Stateless. Takes a messages array, returns a response. No memory, no sessions. Port 8090.

agent-manager

Adds conversation persistence, session management, and SSE streaming on top of the engine. Serves the embeddable widget. Port 8100.
The engine has no dependency on agent-manager. You can use either independently.

Orchestrators vs. agents

Orchestrators are routers. They see their children’s description fields and decide where to send the request. They don’t call tools directly. Agents are executors. They run an LLM with their prompts and can call tools and MCP servers.

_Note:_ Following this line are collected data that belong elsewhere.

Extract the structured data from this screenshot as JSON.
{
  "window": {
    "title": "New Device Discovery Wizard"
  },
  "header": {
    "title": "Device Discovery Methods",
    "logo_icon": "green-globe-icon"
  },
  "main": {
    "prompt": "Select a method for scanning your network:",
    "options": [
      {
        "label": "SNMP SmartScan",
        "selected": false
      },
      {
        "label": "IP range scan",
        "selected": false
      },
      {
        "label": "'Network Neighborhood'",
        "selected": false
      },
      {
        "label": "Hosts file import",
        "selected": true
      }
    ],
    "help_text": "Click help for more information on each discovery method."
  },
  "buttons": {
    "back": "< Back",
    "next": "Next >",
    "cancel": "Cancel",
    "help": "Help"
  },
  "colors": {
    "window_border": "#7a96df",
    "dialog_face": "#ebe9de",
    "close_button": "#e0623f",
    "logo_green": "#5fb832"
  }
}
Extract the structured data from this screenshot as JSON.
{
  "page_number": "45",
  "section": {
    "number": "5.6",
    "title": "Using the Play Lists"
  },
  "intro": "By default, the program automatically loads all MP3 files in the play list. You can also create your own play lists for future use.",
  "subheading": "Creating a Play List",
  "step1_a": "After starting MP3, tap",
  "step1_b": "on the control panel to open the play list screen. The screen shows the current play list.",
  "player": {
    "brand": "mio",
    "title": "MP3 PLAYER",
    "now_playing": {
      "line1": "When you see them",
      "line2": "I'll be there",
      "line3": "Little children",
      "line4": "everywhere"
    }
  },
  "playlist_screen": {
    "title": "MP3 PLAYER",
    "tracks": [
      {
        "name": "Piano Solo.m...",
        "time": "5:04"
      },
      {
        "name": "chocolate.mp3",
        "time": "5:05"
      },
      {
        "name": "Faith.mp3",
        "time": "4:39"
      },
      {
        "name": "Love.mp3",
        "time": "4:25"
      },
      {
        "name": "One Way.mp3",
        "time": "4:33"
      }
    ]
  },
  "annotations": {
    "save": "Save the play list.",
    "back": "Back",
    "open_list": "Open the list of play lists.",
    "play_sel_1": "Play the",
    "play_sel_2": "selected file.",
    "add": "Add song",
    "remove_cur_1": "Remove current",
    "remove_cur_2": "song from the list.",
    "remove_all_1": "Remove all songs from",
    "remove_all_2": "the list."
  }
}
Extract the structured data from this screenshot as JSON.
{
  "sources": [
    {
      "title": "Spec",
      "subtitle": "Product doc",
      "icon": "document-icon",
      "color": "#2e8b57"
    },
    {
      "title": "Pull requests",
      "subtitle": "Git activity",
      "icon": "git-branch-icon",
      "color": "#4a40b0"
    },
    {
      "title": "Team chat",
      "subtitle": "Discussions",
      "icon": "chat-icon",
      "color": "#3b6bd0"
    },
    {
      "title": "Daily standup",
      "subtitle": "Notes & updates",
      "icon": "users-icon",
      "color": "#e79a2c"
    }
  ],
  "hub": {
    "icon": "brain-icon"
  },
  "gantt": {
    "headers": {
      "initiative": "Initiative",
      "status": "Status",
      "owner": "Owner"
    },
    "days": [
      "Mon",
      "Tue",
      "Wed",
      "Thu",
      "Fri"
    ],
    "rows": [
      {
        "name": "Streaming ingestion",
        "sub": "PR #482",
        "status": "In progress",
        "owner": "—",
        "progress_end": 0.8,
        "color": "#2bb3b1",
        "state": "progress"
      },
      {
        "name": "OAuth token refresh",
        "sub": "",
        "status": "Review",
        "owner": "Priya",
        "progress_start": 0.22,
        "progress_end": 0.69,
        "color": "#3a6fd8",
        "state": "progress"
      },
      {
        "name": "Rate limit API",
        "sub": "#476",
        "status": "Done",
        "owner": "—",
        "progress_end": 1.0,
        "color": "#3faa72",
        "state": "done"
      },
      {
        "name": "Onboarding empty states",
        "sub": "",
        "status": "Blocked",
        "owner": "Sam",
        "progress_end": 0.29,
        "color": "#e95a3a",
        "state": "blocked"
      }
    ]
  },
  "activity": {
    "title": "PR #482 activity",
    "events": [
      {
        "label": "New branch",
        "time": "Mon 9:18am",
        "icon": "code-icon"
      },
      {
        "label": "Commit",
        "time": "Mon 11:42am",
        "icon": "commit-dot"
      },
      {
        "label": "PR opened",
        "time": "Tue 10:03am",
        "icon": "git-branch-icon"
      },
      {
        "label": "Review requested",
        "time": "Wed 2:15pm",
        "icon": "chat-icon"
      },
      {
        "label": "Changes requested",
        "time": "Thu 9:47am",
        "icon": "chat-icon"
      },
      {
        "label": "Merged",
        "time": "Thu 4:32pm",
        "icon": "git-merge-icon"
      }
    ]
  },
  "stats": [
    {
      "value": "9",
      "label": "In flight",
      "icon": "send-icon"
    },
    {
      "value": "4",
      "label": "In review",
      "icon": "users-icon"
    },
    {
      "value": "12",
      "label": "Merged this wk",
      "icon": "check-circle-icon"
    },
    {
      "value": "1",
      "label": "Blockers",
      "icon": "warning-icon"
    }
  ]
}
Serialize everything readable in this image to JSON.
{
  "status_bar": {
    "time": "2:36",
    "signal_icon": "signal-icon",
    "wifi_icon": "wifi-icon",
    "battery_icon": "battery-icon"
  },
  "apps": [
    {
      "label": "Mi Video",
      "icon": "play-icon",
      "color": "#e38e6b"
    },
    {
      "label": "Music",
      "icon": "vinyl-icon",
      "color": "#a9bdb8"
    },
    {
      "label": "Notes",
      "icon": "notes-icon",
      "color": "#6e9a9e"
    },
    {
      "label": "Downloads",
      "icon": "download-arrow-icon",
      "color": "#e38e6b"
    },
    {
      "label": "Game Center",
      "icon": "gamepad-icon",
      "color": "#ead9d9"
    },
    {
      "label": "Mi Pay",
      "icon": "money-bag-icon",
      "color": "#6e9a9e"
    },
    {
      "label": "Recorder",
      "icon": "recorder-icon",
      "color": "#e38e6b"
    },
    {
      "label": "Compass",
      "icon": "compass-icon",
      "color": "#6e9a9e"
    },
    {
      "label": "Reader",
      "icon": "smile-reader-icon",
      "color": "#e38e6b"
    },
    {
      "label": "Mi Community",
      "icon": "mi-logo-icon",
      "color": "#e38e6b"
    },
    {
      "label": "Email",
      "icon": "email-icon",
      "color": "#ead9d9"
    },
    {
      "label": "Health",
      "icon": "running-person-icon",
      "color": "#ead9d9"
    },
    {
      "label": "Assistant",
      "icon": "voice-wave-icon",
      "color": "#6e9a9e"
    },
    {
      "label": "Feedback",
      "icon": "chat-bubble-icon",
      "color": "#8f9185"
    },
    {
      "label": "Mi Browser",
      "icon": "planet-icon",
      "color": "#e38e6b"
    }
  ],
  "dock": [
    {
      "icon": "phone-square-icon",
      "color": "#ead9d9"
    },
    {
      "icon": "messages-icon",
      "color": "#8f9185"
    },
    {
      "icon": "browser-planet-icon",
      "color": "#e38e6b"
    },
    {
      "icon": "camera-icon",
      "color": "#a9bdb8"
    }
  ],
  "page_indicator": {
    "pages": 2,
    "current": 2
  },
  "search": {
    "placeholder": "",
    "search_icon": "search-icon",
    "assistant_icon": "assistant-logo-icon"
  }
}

Both run a tool-call loop — the model keeps calling tools until it decides it’s done.
User: "Where is my order?"
  → router (orchestrator)
    → orders_agent (agent)
      → get_order_status() [tool]
      → "Your order is on the way, arriving Thursday."

Extension points

The engine contains no business logic. Customer-specific code lives in plugins:
PluginWhat it does
ResolverFills {{variables}} in prompts before a node runs
ToolA Python function the LLM can call
HookTrusted code at lifecycle points — auth, audit, policy
Access pluginDecides which protected nodes a caller can reach
All scaffolded by the generate command — see Quickstart. You fill in the business logic.

Security

Prompt text is not a security boundary. Telling the model “only show data for this user” in a prompt can be overridden. Real enforcement happens at the tool and access-plugin layer, where the runtime controls what gets called and with what parameters. See Runtime Hooks for MCP auth and YAML Reference for protected nodes.